Appropriate and accurate information

The service acted on appropriate and accurate information.

  • Quality and operational information was used to ensure and improve performance. Performance information was combined with the views of people who used the service.
  • Quality and sustainability were discussed in relevant meetings where all staff had sufficient access to information.
  • The service used performance information which was reported and monitored and management and staff were held to account
  • The information used to monitor performance and the delivery of quality care was accurate and useful. There were plans to address any identified weaknesses.
  • There were effective arrangements in line with data security standards for the availability, integrity and confidentiality of patient identifiable data, records and data management systems.

Engagement with patients, the public, staff and external partners

The service involved people, the public, staff and external partners to support high-quality sustainable services.

  • Staff told us they were always striving to improve the services provided and therefore welcomed feedback from clients. Feedback was reviewed as a team, ideas shared, and lessons learnt on how they could improve and streamline their services for the future. For example, customer satisfaction surveys were distributed to people after their health assessment. The results were collated each month and shared with staff, people who used the service and visitors.
  • Staff were provided with opportunities to give feedback through open discussions, team meetings, one-to-ones, appraisals newsletters, conferences and the extranet.
  • A suggestion box available in the clinic waiting area and people were actively encouraged to fill in feedback forms. All feedback was shared with individual staff members and action taken if feedback indicated the quality of the service could be improved.
  • Staff were kept up to date any changes and developments through quarterly publications of a GP Medical Society Newsletter and a Health Assessment Newsletter.
  • The service was transparent, collaborative and open with stakeholders about performance.
  • The service worked closely with local communities and other charities. These included

providing health presentation outreach events with local companies based around what they wanted for their workforce. ‘Meet our Expert’ (MOE) health promotion events, which were available to both members and non-members to help educate people on a variety of health topics.
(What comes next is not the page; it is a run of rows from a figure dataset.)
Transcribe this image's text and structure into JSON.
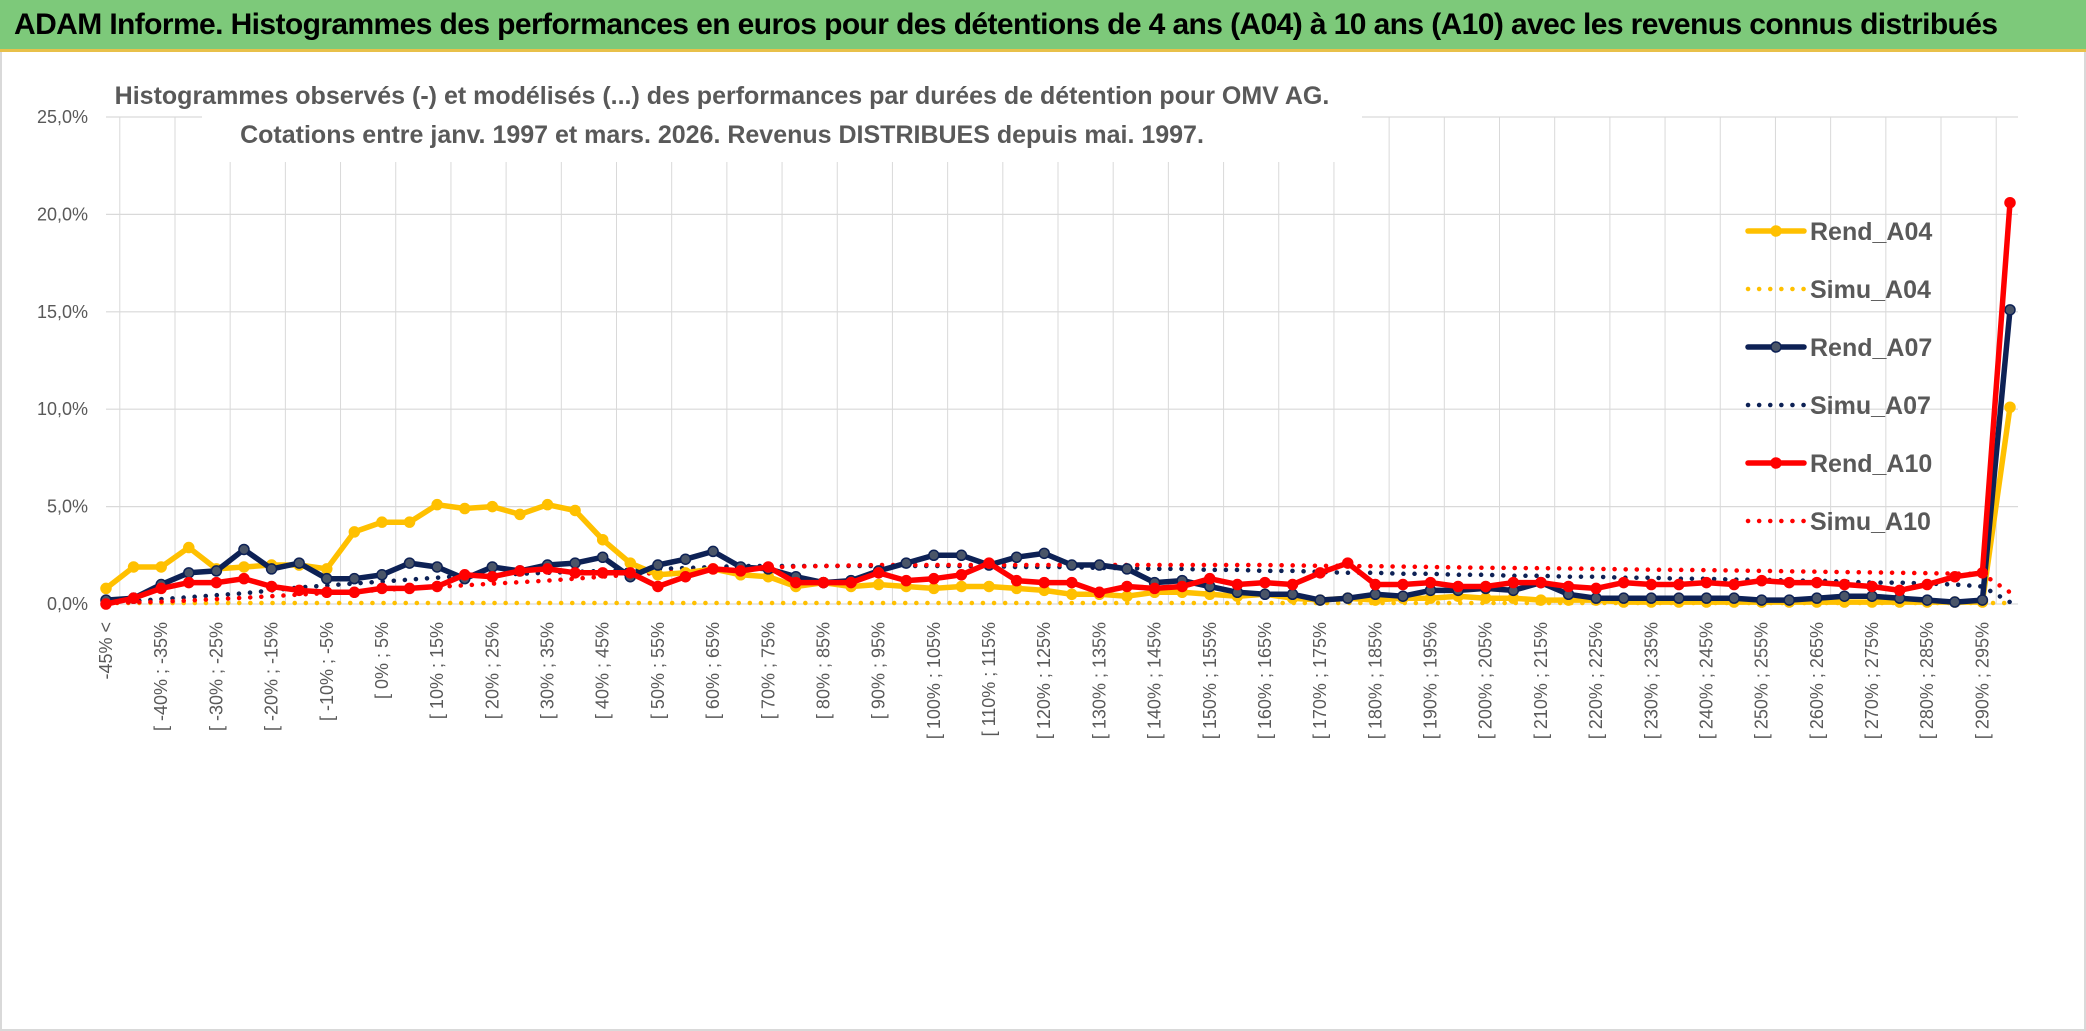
{
  "banner": {
    "title": "ADAM Informe. Histogrammes des performances en euros pour des détentions de 4 ans (A04) à 10 ans (A10) avec les revenus connus distribués"
  },
  "chart_data": {
    "type": "line",
    "title_line1": "Histogrammes observés (-) et modélisés (...) des performances par durées de détention pour OMV AG.",
    "title_line2": "Cotations entre janv. 1997 et mars. 2026. Revenus DISTRIBUES depuis mai. 1997.",
    "xlabel": "",
    "ylabel": "",
    "ylim": [
      0,
      25
    ],
    "yticks": [
      "0,0%",
      "5,0%",
      "10,0%",
      "15,0%",
      "20,0%",
      "25,0%"
    ],
    "grid": true,
    "legend_position": "right",
    "x_labels_shown": [
      "-45% <",
      "[ -40% ; -35%",
      "[ -30% ; -25%",
      "[ -20% ; -15%",
      "[ -10% ; -5%",
      "[ 0% ; 5%",
      "[ 10% ; 15%",
      "[ 20% ; 25%",
      "[ 30% ; 35%",
      "[ 40% ; 45%",
      "[ 50% ; 55%",
      "[ 60% ; 65%",
      "[ 70% ; 75%",
      "[ 80% ; 85%",
      "[ 90% ; 95%",
      "[ 100% ; 105%",
      "[ 110% ; 115%",
      "[ 120% ; 125%",
      "[ 130% ; 135%",
      "[ 140% ; 145%",
      "[ 150% ; 155%",
      "[ 160% ; 165%",
      "[ 170% ; 175%",
      "[ 180% ; 185%",
      "[ 190% ; 195%",
      "[ 200% ; 205%",
      "[ 210% ; 215%",
      "[ 220% ; 225%",
      "[ 230% ; 235%",
      "[ 240% ; 245%",
      "[ 250% ; 255%",
      "[ 260% ; 265%",
      "[ 270% ; 275%",
      "[ 280% ; 285%",
      "[ 290% ; 295%"
    ],
    "num_bins": 70,
    "series": [
      {
        "name": "Rend_A04",
        "color": "#FFC000",
        "style": "solid",
        "markers": true,
        "values": [
          0.8,
          1.9,
          1.9,
          2.9,
          1.8,
          1.9,
          2.0,
          2.0,
          1.8,
          3.7,
          4.2,
          4.2,
          5.1,
          4.9,
          5.0,
          4.6,
          5.1,
          4.8,
          3.3,
          2.1,
          1.5,
          1.6,
          1.8,
          1.5,
          1.4,
          0.9,
          1.1,
          0.9,
          1.0,
          0.9,
          0.8,
          0.9,
          0.9,
          0.8,
          0.7,
          0.5,
          0.5,
          0.4,
          0.6,
          0.6,
          0.5,
          0.4,
          0.5,
          0.3,
          0.2,
          0.3,
          0.2,
          0.3,
          0.3,
          0.4,
          0.3,
          0.3,
          0.2,
          0.2,
          0.2,
          0.1,
          0.1,
          0.1,
          0.1,
          0.1,
          0.1,
          0.1,
          0.1,
          0.1,
          0.1,
          0.1,
          0.1,
          0.1,
          0.1,
          10.1
        ]
      },
      {
        "name": "Simu_A04",
        "color": "#FFC000",
        "style": "dotted",
        "markers": false,
        "values": [
          0.05,
          0.05,
          0.05,
          0.05,
          0.05,
          0.05,
          0.05,
          0.05,
          0.05,
          0.05,
          0.05,
          0.05,
          0.05,
          0.05,
          0.05,
          0.05,
          0.05,
          0.05,
          0.05,
          0.05,
          0.05,
          0.05,
          0.05,
          0.05,
          0.05,
          0.05,
          0.05,
          0.05,
          0.05,
          0.05,
          0.05,
          0.05,
          0.05,
          0.05,
          0.05,
          0.05,
          0.05,
          0.05,
          0.05,
          0.05,
          0.05,
          0.05,
          0.05,
          0.05,
          0.05,
          0.05,
          0.05,
          0.05,
          0.05,
          0.05,
          0.05,
          0.05,
          0.05,
          0.05,
          0.05,
          0.05,
          0.05,
          0.05,
          0.05,
          0.05,
          0.05,
          0.05,
          0.05,
          0.05,
          0.05,
          0.05,
          0.05,
          0.05,
          0.05,
          0.05
        ]
      },
      {
        "name": "Rend_A07",
        "color": "#0D2155",
        "style": "solid",
        "markers": true,
        "values": [
          0.2,
          0.3,
          1.0,
          1.6,
          1.7,
          2.8,
          1.8,
          2.1,
          1.3,
          1.3,
          1.5,
          2.1,
          1.9,
          1.3,
          1.9,
          1.7,
          2.0,
          2.1,
          2.4,
          1.4,
          2.0,
          2.3,
          2.7,
          1.9,
          1.8,
          1.4,
          1.1,
          1.2,
          1.7,
          2.1,
          2.5,
          2.5,
          2.0,
          2.4,
          2.6,
          2.0,
          2.0,
          1.8,
          1.1,
          1.2,
          0.9,
          0.6,
          0.5,
          0.5,
          0.2,
          0.3,
          0.5,
          0.4,
          0.7,
          0.7,
          0.8,
          0.7,
          1.1,
          0.5,
          0.3,
          0.3,
          0.3,
          0.3,
          0.3,
          0.3,
          0.2,
          0.2,
          0.3,
          0.4,
          0.4,
          0.3,
          0.2,
          0.1,
          0.2,
          15.1
        ]
      },
      {
        "name": "Simu_A07",
        "color": "#0D2155",
        "style": "dotted",
        "markers": false,
        "values": [
          0.1,
          0.15,
          0.25,
          0.35,
          0.45,
          0.55,
          0.7,
          0.85,
          0.95,
          1.05,
          1.15,
          1.25,
          1.35,
          1.45,
          1.5,
          1.55,
          1.6,
          1.65,
          1.7,
          1.75,
          1.8,
          1.85,
          1.9,
          1.95,
          1.95,
          1.95,
          1.95,
          1.95,
          1.95,
          1.95,
          1.95,
          1.95,
          1.95,
          1.9,
          1.9,
          1.9,
          1.85,
          1.85,
          1.8,
          1.8,
          1.75,
          1.75,
          1.7,
          1.7,
          1.65,
          1.6,
          1.6,
          1.55,
          1.55,
          1.5,
          1.5,
          1.45,
          1.45,
          1.4,
          1.4,
          1.35,
          1.35,
          1.3,
          1.3,
          1.25,
          1.25,
          1.2,
          1.2,
          1.15,
          1.1,
          1.1,
          1.05,
          1.0,
          0.9,
          0.1
        ]
      },
      {
        "name": "Rend_A10",
        "color": "#FF0000",
        "style": "solid",
        "markers": true,
        "values": [
          0.0,
          0.3,
          0.8,
          1.1,
          1.1,
          1.3,
          0.9,
          0.7,
          0.6,
          0.6,
          0.8,
          0.8,
          0.9,
          1.5,
          1.4,
          1.7,
          1.8,
          1.6,
          1.6,
          1.6,
          0.9,
          1.4,
          1.8,
          1.7,
          1.9,
          1.1,
          1.1,
          1.1,
          1.6,
          1.2,
          1.3,
          1.5,
          2.1,
          1.2,
          1.1,
          1.1,
          0.6,
          0.9,
          0.8,
          0.9,
          1.3,
          1.0,
          1.1,
          1.0,
          1.6,
          2.1,
          1.0,
          1.0,
          1.1,
          0.9,
          0.9,
          1.1,
          1.1,
          0.9,
          0.8,
          1.1,
          1.0,
          1.0,
          1.1,
          1.0,
          1.2,
          1.1,
          1.1,
          1.0,
          0.9,
          0.7,
          1.0,
          1.4,
          1.6,
          20.6
        ]
      },
      {
        "name": "Simu_A10",
        "color": "#FF0000",
        "style": "dotted",
        "markers": false,
        "values": [
          0.05,
          0.08,
          0.12,
          0.18,
          0.25,
          0.32,
          0.4,
          0.48,
          0.56,
          0.64,
          0.72,
          0.8,
          0.88,
          0.96,
          1.04,
          1.12,
          1.2,
          1.3,
          1.4,
          1.5,
          1.6,
          1.68,
          1.75,
          1.82,
          1.88,
          1.92,
          1.95,
          1.98,
          2.0,
          2.0,
          2.0,
          2.0,
          2.0,
          2.0,
          2.0,
          2.0,
          2.0,
          2.0,
          2.0,
          2.0,
          2.0,
          2.0,
          2.0,
          1.98,
          1.96,
          1.95,
          1.94,
          1.92,
          1.9,
          1.88,
          1.86,
          1.85,
          1.84,
          1.82,
          1.8,
          1.78,
          1.76,
          1.75,
          1.74,
          1.72,
          1.7,
          1.68,
          1.66,
          1.64,
          1.62,
          1.6,
          1.58,
          1.56,
          1.54,
          0.6
        ]
      }
    ]
  }
}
Continuous improvement and innovation

There were systems and processes for learning, continuous improvement and innovation.
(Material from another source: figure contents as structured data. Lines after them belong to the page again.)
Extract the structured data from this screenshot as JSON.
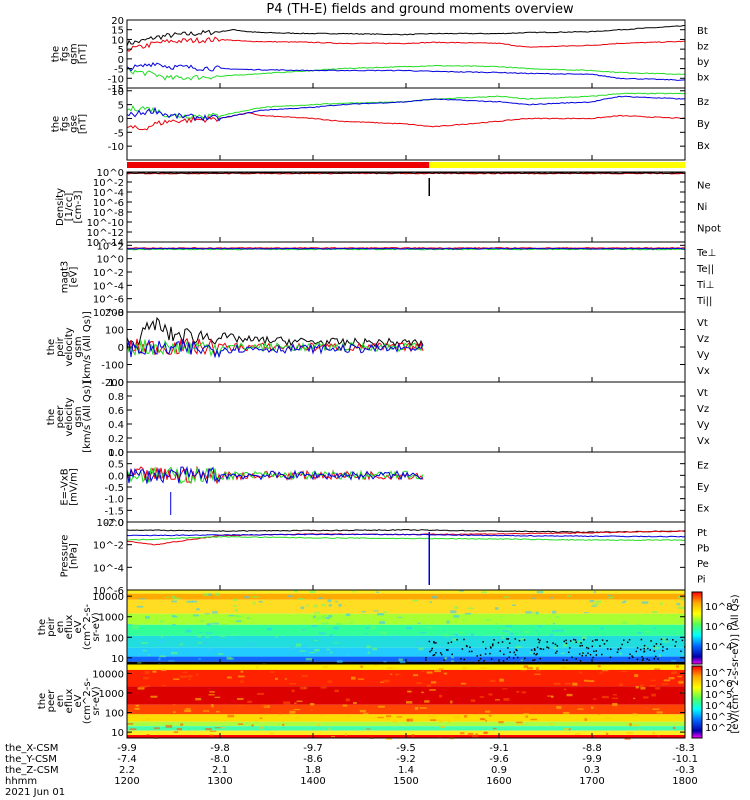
{
  "title": "P4 (TH-E) fields and ground moments overview",
  "colors": {
    "black": "#000000",
    "red": "#e8000b",
    "green": "#22dd22",
    "blue": "#0000dd",
    "yellow": "#ffff00",
    "statusRed": "#ee0000"
  },
  "chart_data": [
    {
      "type": "line",
      "id": "fgs_gsm",
      "ylabel": [
        "the",
        "fgs",
        "gsm",
        "[nT]"
      ],
      "ylim": [
        -15,
        20
      ],
      "yticks": [
        "20",
        "15",
        "10",
        "5",
        "0",
        "-5",
        "-10",
        "-15"
      ],
      "ytickvals": [
        20,
        15,
        10,
        5,
        0,
        -5,
        -10,
        -15
      ],
      "legend": [
        "Bt",
        "bz",
        "by",
        "bx"
      ],
      "series": [
        {
          "name": "Bt",
          "color": "#000000",
          "x": [
            1200,
            1215,
            1230,
            1245,
            1300,
            1315,
            1330,
            1345,
            1400,
            1430,
            1500,
            1530,
            1600,
            1630,
            1700,
            1730,
            1800
          ],
          "y": [
            8,
            9,
            11,
            12,
            14,
            15,
            14,
            13.5,
            13,
            13,
            12.5,
            13,
            13,
            13.5,
            14,
            15,
            17
          ]
        },
        {
          "name": "bz",
          "color": "#e8000b",
          "x": [
            1200,
            1215,
            1230,
            1245,
            1300,
            1330,
            1400,
            1430,
            1500,
            1530,
            1600,
            1630,
            1700,
            1730,
            1800
          ],
          "y": [
            5,
            6,
            8,
            9,
            10,
            9,
            8.5,
            8,
            8,
            8.5,
            8,
            6,
            7,
            8,
            9
          ]
        },
        {
          "name": "by",
          "color": "#22dd22",
          "x": [
            1200,
            1215,
            1230,
            1245,
            1300,
            1330,
            1400,
            1430,
            1500,
            1530,
            1600,
            1630,
            1700,
            1730,
            1800
          ],
          "y": [
            -6,
            -7,
            -8,
            -10,
            -9,
            -8,
            -6,
            -5,
            -4,
            -3.5,
            -4,
            -5,
            -6,
            -7,
            -8
          ]
        },
        {
          "name": "bx",
          "color": "#0000dd",
          "x": [
            1200,
            1215,
            1230,
            1245,
            1300,
            1330,
            1400,
            1430,
            1500,
            1530,
            1600,
            1630,
            1700,
            1730,
            1800
          ],
          "y": [
            -5,
            -4,
            -2,
            -4,
            -5,
            -5.5,
            -6,
            -6,
            -6,
            -6.5,
            -7,
            -7.5,
            -8,
            -10,
            -11
          ]
        }
      ]
    },
    {
      "type": "line",
      "id": "fgs_gse",
      "ylabel": [
        "the",
        "fgs",
        "gse",
        "[nT]"
      ],
      "ylim": [
        -15,
        11
      ],
      "yticks": [
        "10",
        "5",
        "0",
        "-5",
        "-10"
      ],
      "ytickvals": [
        10,
        5,
        0,
        -5,
        -10
      ],
      "legend": [
        "Bz",
        "By",
        "Bx"
      ],
      "series": [
        {
          "name": "Bz",
          "color": "#e8000b",
          "x": [
            1200,
            1215,
            1230,
            1245,
            1300,
            1315,
            1330,
            1345,
            1400,
            1430,
            1500,
            1530,
            1600,
            1630,
            1700,
            1730,
            1800
          ],
          "y": [
            -3,
            -4,
            -2,
            -1,
            0,
            1,
            2,
            1,
            0,
            -1,
            -2,
            -3,
            -1,
            0,
            0,
            1,
            0
          ]
        },
        {
          "name": "By",
          "color": "#22dd22",
          "x": [
            1200,
            1215,
            1230,
            1245,
            1300,
            1315,
            1330,
            1345,
            1400,
            1430,
            1500,
            1530,
            1600,
            1630,
            1700,
            1730,
            1800
          ],
          "y": [
            3,
            4,
            3,
            1,
            1,
            2,
            3,
            4,
            5,
            5.5,
            6,
            7,
            8,
            7,
            8,
            9,
            9
          ]
        },
        {
          "name": "Bx",
          "color": "#0000dd",
          "x": [
            1200,
            1215,
            1230,
            1245,
            1300,
            1315,
            1330,
            1345,
            1400,
            1430,
            1500,
            1530,
            1600,
            1630,
            1700,
            1730,
            1800
          ],
          "y": [
            1,
            2,
            3,
            1,
            0,
            1,
            2,
            3,
            4,
            5,
            6,
            7,
            6,
            5,
            6,
            8,
            7
          ]
        }
      ]
    },
    {
      "type": "line",
      "id": "density",
      "ylabel": [
        "Density",
        "[1/cc]",
        "[cm-3]"
      ],
      "ylim": [
        -14,
        0
      ],
      "scale": "log",
      "yticks": [
        "10^0",
        "10^-2",
        "10^-4",
        "10^-6",
        "10^-8",
        "10^-10",
        "10^-12",
        "10^-14"
      ],
      "ytickvals": [
        0,
        -2,
        -4,
        -6,
        -8,
        -10,
        -12,
        -14
      ],
      "legend": [
        "Ne",
        "Ni",
        "Npot"
      ],
      "series": [
        {
          "name": "Ne",
          "color": "#e8000b",
          "x": [
            1200,
            1800
          ],
          "y": [
            -0.3,
            -0.3
          ]
        },
        {
          "name": "Ni",
          "color": "#000000",
          "x": [
            1200,
            1800
          ],
          "y": [
            -0.2,
            -0.2
          ]
        }
      ]
    },
    {
      "type": "line",
      "id": "temperature",
      "ylabel": [
        "magt3",
        "[eV]"
      ],
      "ylim": [
        -8,
        2.5
      ],
      "scale": "log",
      "yticks": [
        "10^2",
        "10^0",
        "10^-2",
        "10^-4",
        "10^-6",
        "10^-8"
      ],
      "ytickvals": [
        2,
        0,
        -2,
        -4,
        -6,
        -8
      ],
      "legend": [
        "Te⊥",
        "Te||",
        "Ti⊥",
        "Ti||"
      ],
      "series": [
        {
          "name": "Te⊥",
          "color": "#e8000b",
          "x": [
            1200,
            1800
          ],
          "y": [
            1.6,
            1.6
          ]
        },
        {
          "name": "Ti||",
          "color": "#22dd22",
          "x": [
            1200,
            1800
          ],
          "y": [
            1.4,
            1.4
          ]
        },
        {
          "name": "Ti⊥",
          "color": "#0000dd",
          "x": [
            1200,
            1800
          ],
          "y": [
            1.5,
            1.5
          ]
        }
      ]
    },
    {
      "type": "line",
      "id": "peir_velocity",
      "ylabel": [
        "the",
        "peir",
        "velocity",
        "gsm",
        "[km/s (All Qs)]"
      ],
      "ylim": [
        -200,
        200
      ],
      "yticks": [
        "200",
        "100",
        "0",
        "-100",
        "-200"
      ],
      "ytickvals": [
        200,
        100,
        0,
        -100,
        -200
      ],
      "legend": [
        "Vt",
        "Vz",
        "Vy",
        "Vx"
      ],
      "series": [
        {
          "name": "Vt",
          "color": "#000000",
          "x": [
            1200,
            1215,
            1230,
            1245,
            1300,
            1330,
            1400,
            1430,
            1500,
            1520
          ],
          "y": [
            20,
            60,
            140,
            70,
            60,
            40,
            30,
            25,
            25,
            20
          ]
        },
        {
          "name": "Vz",
          "color": "#e8000b",
          "x": [
            1200,
            1520
          ],
          "y": [
            0,
            0
          ]
        },
        {
          "name": "Vy",
          "color": "#22dd22",
          "x": [
            1200,
            1520
          ],
          "y": [
            0,
            0
          ]
        },
        {
          "name": "Vx",
          "color": "#0000dd",
          "x": [
            1200,
            1520
          ],
          "y": [
            -10,
            -10
          ]
        }
      ]
    },
    {
      "type": "line",
      "id": "peer_velocity",
      "ylabel": [
        "the",
        "peer",
        "velocity",
        "gsm",
        "[km/s (All Qs)]"
      ],
      "ylim": [
        0,
        1
      ],
      "yticks": [
        "1.0",
        "0.8",
        "0.6",
        "0.4",
        "0.2",
        "0.0"
      ],
      "ytickvals": [
        1,
        0.8,
        0.6,
        0.4,
        0.2,
        0
      ],
      "legend": [
        "Vt",
        "Vz",
        "Vy",
        "Vx"
      ],
      "series": []
    },
    {
      "type": "line",
      "id": "efield",
      "ylabel": [
        "E=-VxB",
        "[mV/m]"
      ],
      "ylim": [
        -2,
        1
      ],
      "yticks": [
        "1.0",
        "0.5",
        "0.0",
        "-0.5",
        "-1.0",
        "-1.5",
        "-2.0"
      ],
      "ytickvals": [
        1,
        0.5,
        0,
        -0.5,
        -1,
        -1.5,
        -2
      ],
      "legend": [
        "Ez",
        "Ey",
        "Ex"
      ],
      "series": [
        {
          "name": "Ez",
          "color": "#e8000b",
          "x": [
            1200,
            1520
          ],
          "y": [
            0,
            0
          ]
        },
        {
          "name": "Ey",
          "color": "#22dd22",
          "x": [
            1200,
            1520
          ],
          "y": [
            0,
            0
          ]
        },
        {
          "name": "Ex",
          "color": "#0000dd",
          "x": [
            1200,
            1520
          ],
          "y": [
            0,
            0
          ]
        }
      ]
    },
    {
      "type": "line",
      "id": "pressure",
      "ylabel": [
        "Pressure",
        "[nPa]"
      ],
      "ylim": [
        -6,
        0
      ],
      "scale": "log",
      "yticks": [
        "10^0",
        "10^-2",
        "10^-4",
        "10^-6"
      ],
      "ytickvals": [
        0,
        -2,
        -4,
        -6
      ],
      "legend": [
        "Pt",
        "Pb",
        "Pe",
        "Pi"
      ],
      "series": [
        {
          "name": "Pt",
          "color": "#000000",
          "x": [
            1200,
            1300,
            1400,
            1500,
            1600,
            1700,
            1800
          ],
          "y": [
            -0.7,
            -0.8,
            -0.75,
            -0.7,
            -0.8,
            -0.9,
            -0.8
          ]
        },
        {
          "name": "Pb",
          "color": "#e8000b",
          "x": [
            1200,
            1230,
            1300,
            1400,
            1500,
            1600,
            1700,
            1800
          ],
          "y": [
            -1.7,
            -2.0,
            -1.2,
            -1.05,
            -1.1,
            -1.05,
            -0.95,
            -0.8
          ]
        },
        {
          "name": "Pe",
          "color": "#22dd22",
          "x": [
            1200,
            1300,
            1400,
            1500,
            1600,
            1700,
            1800
          ],
          "y": [
            -1.6,
            -1.3,
            -1.4,
            -1.45,
            -1.5,
            -1.6,
            -1.6
          ]
        },
        {
          "name": "Pi",
          "color": "#0000dd",
          "x": [
            1200,
            1300,
            1400,
            1500,
            1600,
            1700,
            1800
          ],
          "y": [
            -1.2,
            -1.15,
            -1.1,
            -1.1,
            -1.2,
            -1.25,
            -1.3
          ]
        }
      ]
    },
    {
      "type": "heatmap",
      "id": "peir_eflux",
      "ylabel": [
        "the",
        "peir",
        "en",
        "eflux",
        "eV",
        "(cm^2-s-",
        "sr-eV)"
      ],
      "ylim": [
        5,
        20000
      ],
      "scale": "log",
      "yticks": [
        "10000",
        "1000",
        "100",
        "10"
      ],
      "ytickvals": [
        10000,
        1000,
        100,
        10
      ]
    },
    {
      "type": "heatmap",
      "id": "peer_eflux",
      "ylabel": [
        "the",
        "peer",
        "en",
        "eflux",
        "eV",
        "(cm^2-s-",
        "sr-eV)"
      ],
      "ylim": [
        5,
        30000
      ],
      "scale": "log",
      "yticks": [
        "10000",
        "1000",
        "100",
        "10"
      ],
      "ytickvals": [
        10000,
        1000,
        100,
        10
      ]
    }
  ],
  "colorbar": {
    "label": "[eV/(cm^2-s-sr-eV)] (All Qs)",
    "ticks_upper": [
      "10^8",
      "10^6",
      "10^4"
    ],
    "ticks_lower": [
      "10^7",
      "10^6",
      "10^5",
      "10^4",
      "10^3",
      "10^2"
    ]
  },
  "xaxis": {
    "rows": [
      {
        "label": "the_X-CSM",
        "values": [
          "-9.9",
          "-9.8",
          "-9.7",
          "-9.5",
          "-9.1",
          "-8.8",
          "-8.3"
        ]
      },
      {
        "label": "the_Y-CSM",
        "values": [
          "-7.4",
          "-8.0",
          "-8.6",
          "-9.2",
          "-9.6",
          "-9.9",
          "-10.1"
        ]
      },
      {
        "label": "the_Z-CSM",
        "values": [
          "2.2",
          "2.1",
          "1.8",
          "1.4",
          "0.9",
          "0.3",
          "-0.3"
        ]
      },
      {
        "label": "hhmm",
        "values": [
          "1200",
          "1300",
          "1400",
          "1500",
          "1600",
          "1700",
          "1800"
        ]
      }
    ],
    "date": "2021 Jun 01"
  }
}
  • There was a focus on continuous learning and improvement. The service made use of internal and external reviews of incidents and complaints. Learning was shared and used to make improvements. Leaders and managers encouraged staff to take time out to review individual and team objectives, processes and performance.
  • There were systems to support improvement and innovation work. The service was looking to further develop the services provided to complement their health assessment service. From August 2019 they offered a cystic fibrosis exercise programme and by the end of this year were hoping to offer education and exercise programmes for people living with joint pain and a programme and research for men with prostate cancer. The provider was looking to empower young people to improve their wellbeing and had recently introduced a School Wellbeing Activity Programme (SWAP). The programme was aimed at 13 and 14 year old people and was based around the core pillars of wellbeing and supports schools to incorporate further health and wellbeing lessons into their timetable. Locally the service was currently working with one school and was looking to develop the programme with other local schools. They had attended a local school fun run.
  • The national duty doctor system, developed since the last inspection, provided support and guidance for clinicians working in the centres and ensured all results were reviewed the same day. Staff also had access to a mental health champion based at the clinic to support their mental wellbeing in their work.
  • Staff were encouraged and empowered to look after their own health and wellbeing and provided with free access to the providers’ gym network, an annual health assessment, and discounted rates to other services within the company.